If you went back to last January and asked: “What does the world look like if no one can go to the office, face-to-face interaction is gone, every school is closed, half the world is on sporadic lockdown with people banned from leaving their home, and it stays like that for a full year?”

I think you would have said: “My god, that’s the end of the world. This will be 10 times worse than the Great Depression.”

Which — without minimising how many jobs have been lost and businesses have closed — it has not been, on whole. Or anything close. And I’m not just talking about the stock market — incomes are at an all-time high.

It is too easy to assume that when faced with terrible circumstances people will only muster a normal response. But it’s never like that. Expectations reset, survival instincts unleash new creative juices, and people start thinking and acting in ways they wouldn’t have contemplated before the crisis.

Part of the reason global supply chains are broken right now is because one year ago manufacturers reasonably took stock of the world and said, “well, there goes everything.” Production was scrapped. But demand came back faster than nearly anyone imagined.

A lot of that demand came from stimulus, but here we find the same point. Six trillion dollars in stimulus would have seemed unfathomable 13 months ago, but faced with a proper disaster it passed through without much fuss. Policymakers adapt what they’re willing to do. Voters adapt what they expect.

Businesses adapt their own way. It’s astounding — 2020 became what people in the early 1990s assumed the world would look like in 2000:

Virtually every business operates in a new world today — a world that was hard to even imagine a year ago.

Hard to even imagine is the key point. So many restaurants have closed in the last year, but more assumed they would have to close a year ago but managed to survive by selling takeout, which wouldn’t have even seemed like an option before because there wasn’t enough consumer demand for takeout until COVID-19 hit.

The history of pessimism is as long as the history of progress, and I think part of the reason why is that it’s so easy to overlook how people adapt to adversity.

 

3. History is only interesting because nothing is inevitable.

Carl Richards says: “Risk is what’s left when you think you’ve thought of everything.”

I’ve found no better definition.

The finance industry spent a decade debating what the biggest risk to the economy was. Was it tax hikes? Money printing? Budget deficits? Trade wars? Setting interest rates at 0.5% when the proper rate should have been 0.75%?

And of course the answer was none of those. It was a virus.

That’s usually how it works. Look at virtually any decade and you’ll see that the most important news story was something no one was talking about until the moment it occurred.

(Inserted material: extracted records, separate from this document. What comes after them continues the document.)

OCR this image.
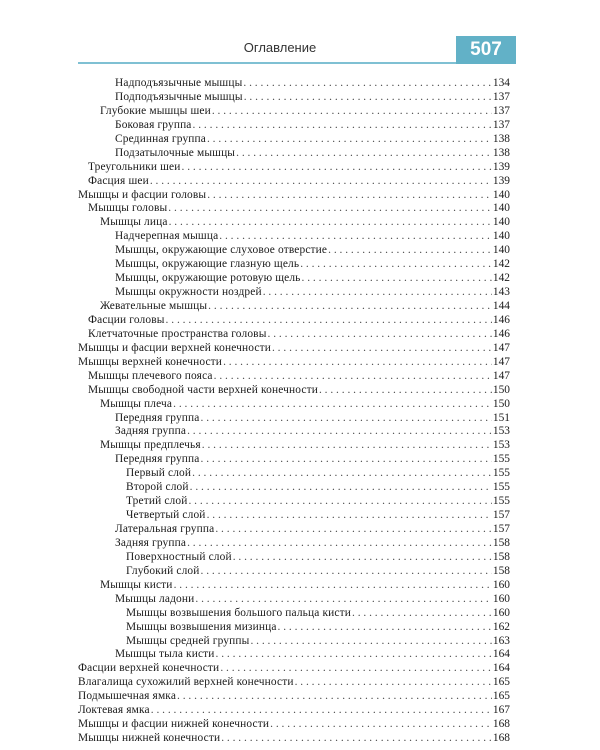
Оглавление	507
Надподъязычные мышцы . . .	134
Подподъязычные мышцы . . .	137
Глубокие мышцы шеи . . .	137
Боковая группа . . .	137
Срединная группа . . .	138
Подзатылочные мышцы . . .	138
Треугольники шеи . . .	139
Фасция шеи . . .	139
Мышцы и фасции головы . . .	140
Мышцы головы . . .	140
Мышцы лица . . .	140
Надчерепная мышца . . .	140
Мышцы, окружающие слуховое отверстие . . .	140
Мышцы, окружающие глазную щель . . .	142
Мышцы, окружающие ротовую щель . . .	142
Мышцы окружности ноздрей . . .	143
Жевательные мышцы . . .	144
Фасции головы . . .	146
Клетчаточные пространства головы . . .	146
Мышцы и фасции верхней конечности . . .	147
Мышцы верхней конечности . . .	147
Мышцы плечевого пояса . . .	147
Мышцы свободной части верхней конечности . . .	150
Мышцы плеча . . .	150
Передняя группа . . .	151
Задняя группа . . .	153
Мышцы предплечья . . .	153
Передняя группа . . .	155
Первый слой . . .	155
Второй слой . . .	155
Третий слой . . .	155
Четвертый слой . . .	157
Латеральная группа . . .	157
Задняя группа . . .	158
Поверхностный слой . . .	158
Глубокий слой . . .	158
Мышцы кисти . . .	160
Мышцы ладони . . .	160
Мышцы возвышения большого пальца кисти . . .	160
Мышцы возвышения мизинца . . .	162
Мышцы средней группы . . .	163
Мышцы тыла кисти . . .	164
Фасции верхней конечности . . .	164
Влагалища сухожилий верхней конечности . . .	165
Подмышечная ямка . . .	165
Локтевая ямка . . .	167
Мышцы и фасции нижней конечности . . .	168
Мышцы нижней конечности . . .	168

"Look at virtually any decade and you’ll see that the most important news story was something no one was talking about until the moment it occurred"

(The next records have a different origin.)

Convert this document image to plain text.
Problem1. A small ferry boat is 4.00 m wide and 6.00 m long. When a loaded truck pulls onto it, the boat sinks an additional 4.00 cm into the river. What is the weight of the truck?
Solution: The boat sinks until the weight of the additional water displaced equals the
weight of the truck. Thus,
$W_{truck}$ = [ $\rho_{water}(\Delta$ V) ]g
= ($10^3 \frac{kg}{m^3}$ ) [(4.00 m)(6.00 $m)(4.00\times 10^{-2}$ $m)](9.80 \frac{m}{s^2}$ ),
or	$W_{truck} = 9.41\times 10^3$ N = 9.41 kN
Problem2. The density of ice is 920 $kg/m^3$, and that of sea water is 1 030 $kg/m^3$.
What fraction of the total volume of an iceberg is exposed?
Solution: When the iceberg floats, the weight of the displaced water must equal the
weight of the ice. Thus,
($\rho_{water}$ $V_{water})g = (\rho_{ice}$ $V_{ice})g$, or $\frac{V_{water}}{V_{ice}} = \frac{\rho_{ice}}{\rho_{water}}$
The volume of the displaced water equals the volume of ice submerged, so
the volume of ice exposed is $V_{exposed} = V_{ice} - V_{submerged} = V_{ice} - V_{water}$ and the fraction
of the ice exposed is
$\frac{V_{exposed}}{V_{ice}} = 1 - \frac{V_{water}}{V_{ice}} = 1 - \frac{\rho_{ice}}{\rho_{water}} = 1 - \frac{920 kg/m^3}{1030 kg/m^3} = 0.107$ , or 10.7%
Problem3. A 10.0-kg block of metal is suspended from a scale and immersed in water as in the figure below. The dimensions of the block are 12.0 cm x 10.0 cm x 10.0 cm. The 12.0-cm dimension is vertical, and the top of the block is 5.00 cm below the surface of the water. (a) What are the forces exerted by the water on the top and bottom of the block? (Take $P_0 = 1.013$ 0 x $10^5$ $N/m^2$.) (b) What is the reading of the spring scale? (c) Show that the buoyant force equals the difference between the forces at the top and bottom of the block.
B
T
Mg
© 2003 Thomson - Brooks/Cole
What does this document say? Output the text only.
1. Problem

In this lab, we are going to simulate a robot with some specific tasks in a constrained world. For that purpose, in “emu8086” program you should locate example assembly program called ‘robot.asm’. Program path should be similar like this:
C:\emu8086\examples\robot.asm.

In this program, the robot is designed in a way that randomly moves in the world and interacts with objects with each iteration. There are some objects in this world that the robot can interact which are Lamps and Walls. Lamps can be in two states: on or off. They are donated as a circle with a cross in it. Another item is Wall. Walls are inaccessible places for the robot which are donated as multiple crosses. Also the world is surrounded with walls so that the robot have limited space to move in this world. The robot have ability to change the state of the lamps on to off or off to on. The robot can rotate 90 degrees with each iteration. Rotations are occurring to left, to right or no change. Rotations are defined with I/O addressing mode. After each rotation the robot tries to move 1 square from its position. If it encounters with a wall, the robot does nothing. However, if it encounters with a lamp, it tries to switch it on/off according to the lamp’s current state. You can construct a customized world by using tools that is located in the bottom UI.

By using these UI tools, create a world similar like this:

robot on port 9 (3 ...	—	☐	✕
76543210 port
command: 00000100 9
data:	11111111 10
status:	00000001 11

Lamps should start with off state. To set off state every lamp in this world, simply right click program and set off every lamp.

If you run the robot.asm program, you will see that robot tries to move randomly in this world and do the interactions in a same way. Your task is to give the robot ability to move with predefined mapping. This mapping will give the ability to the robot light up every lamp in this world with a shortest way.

If something is in the news, people are thinking about it. If they’re thinking about it they’re at least partially prepared for it. And if they’re prepared for it its damage is mitigated when it arrives. It’s the surprising stuff that really moves the needle and becomes one of the few events you can look back at and say, “that was all that mattered.”

Pearl Harbor, September 11th, COVID-19. The most important common denominator of those events isn’t that they were big, it’s that they were surprises.

Whatever your view of the world was a year ago, it’s different now. Maybe COVID-19’s biggest lesson is accepting how true that will be going forward, too.

Daniel Kahneman says that when you experience a surprise the correct takeaway is not to assume that event will happen again; it’s to accept that the world is surprising.

The big lesson is to realise that you will again be hit by things you didn’t see coming, that no one was talking about, and that will move the needle more than all the things you expected to happen combined.

Just one damned thing after another.